What does the FOBT show?

If no significant blood is found in the samples the FOBT result is negative. People who receive a negative result should repeat a FOBT in two years. If they have or develop symptoms (or become aware of a significant family history of bowel cancer) they should see their doctor as soon as possible.

If significant levels of blood are present in the samples the FOBT result is considered positive. About one in 10 people will have a positive result. The presence of blood may be due to conditions other than cancer, such as polyps, haemorrhoids, or inflammation of the bowel, but the cause of the bleeding needs to be investigated. People with a positive FOBT result will be advised to contact their doctor to discuss the result and should then be referred for a colonoscopy.
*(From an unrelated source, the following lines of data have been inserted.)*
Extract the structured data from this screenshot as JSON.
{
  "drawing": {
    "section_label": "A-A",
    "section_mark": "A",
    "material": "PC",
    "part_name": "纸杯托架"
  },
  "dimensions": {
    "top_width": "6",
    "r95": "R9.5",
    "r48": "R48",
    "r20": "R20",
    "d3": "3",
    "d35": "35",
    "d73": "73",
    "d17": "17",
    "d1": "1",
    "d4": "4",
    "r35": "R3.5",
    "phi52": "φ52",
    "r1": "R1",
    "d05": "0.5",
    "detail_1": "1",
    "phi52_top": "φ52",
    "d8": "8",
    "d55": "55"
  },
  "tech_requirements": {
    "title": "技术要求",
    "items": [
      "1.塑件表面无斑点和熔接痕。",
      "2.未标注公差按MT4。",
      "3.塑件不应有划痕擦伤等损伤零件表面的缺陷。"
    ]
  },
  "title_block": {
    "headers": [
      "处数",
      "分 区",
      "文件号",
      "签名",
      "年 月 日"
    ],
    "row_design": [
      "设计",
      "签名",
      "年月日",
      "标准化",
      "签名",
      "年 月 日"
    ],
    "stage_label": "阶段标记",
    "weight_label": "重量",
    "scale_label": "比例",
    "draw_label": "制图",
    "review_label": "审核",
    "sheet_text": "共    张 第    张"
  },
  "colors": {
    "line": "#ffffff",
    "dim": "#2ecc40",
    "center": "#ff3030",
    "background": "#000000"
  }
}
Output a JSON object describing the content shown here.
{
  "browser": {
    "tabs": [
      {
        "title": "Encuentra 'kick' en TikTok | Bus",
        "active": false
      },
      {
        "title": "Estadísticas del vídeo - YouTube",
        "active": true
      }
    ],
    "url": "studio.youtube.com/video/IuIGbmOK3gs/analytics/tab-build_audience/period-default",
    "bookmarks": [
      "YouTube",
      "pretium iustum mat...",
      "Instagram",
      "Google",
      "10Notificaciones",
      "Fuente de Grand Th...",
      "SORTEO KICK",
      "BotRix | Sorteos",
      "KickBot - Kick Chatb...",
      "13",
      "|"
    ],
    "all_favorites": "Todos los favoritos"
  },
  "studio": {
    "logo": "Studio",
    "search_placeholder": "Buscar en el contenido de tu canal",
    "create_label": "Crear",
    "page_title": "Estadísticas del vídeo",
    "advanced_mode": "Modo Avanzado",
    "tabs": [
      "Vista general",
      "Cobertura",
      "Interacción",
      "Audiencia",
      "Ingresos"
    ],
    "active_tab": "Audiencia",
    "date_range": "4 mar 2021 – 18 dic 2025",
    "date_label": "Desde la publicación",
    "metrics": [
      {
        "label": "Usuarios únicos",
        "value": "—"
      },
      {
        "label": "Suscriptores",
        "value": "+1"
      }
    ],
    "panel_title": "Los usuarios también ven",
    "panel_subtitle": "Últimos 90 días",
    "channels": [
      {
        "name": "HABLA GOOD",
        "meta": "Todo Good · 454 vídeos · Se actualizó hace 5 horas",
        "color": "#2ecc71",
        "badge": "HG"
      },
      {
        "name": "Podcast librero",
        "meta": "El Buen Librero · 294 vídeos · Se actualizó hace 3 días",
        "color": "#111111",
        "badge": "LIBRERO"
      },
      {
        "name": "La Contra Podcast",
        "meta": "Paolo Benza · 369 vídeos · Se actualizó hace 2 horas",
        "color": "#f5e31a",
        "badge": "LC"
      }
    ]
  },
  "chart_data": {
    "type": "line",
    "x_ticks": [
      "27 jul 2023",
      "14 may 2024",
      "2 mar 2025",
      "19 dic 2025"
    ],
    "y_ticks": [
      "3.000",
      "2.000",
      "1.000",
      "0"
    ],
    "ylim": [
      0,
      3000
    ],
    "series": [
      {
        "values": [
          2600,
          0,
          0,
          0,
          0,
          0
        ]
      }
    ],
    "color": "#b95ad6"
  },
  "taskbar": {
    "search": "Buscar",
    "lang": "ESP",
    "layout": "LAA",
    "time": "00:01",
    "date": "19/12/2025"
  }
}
An inconclusive or incomplete FOBT result may occur for a number of reasons, including incorrect use of the test, too much faeces in the samples, a significant delay between taking the two samples or a delay in sending the test to the pathology laboratory. The test should be repeated if so.

Reference:

National Bowel Cancer Screening Program

Note:

The second phase of the National Bowel Cancer Screening Program commenced on 1 July 2008 and will only offer testing to people turning 50, 55 or 65 years of age between January 2008 and December 2010. (the reason for this is to ensure waiting times for colonoscopy do not increase dramatically – about 10% of the FOBT are positive requring referral for colonoscopy)

If you are between those ages, please speak to your doctor about getting the screening tests done.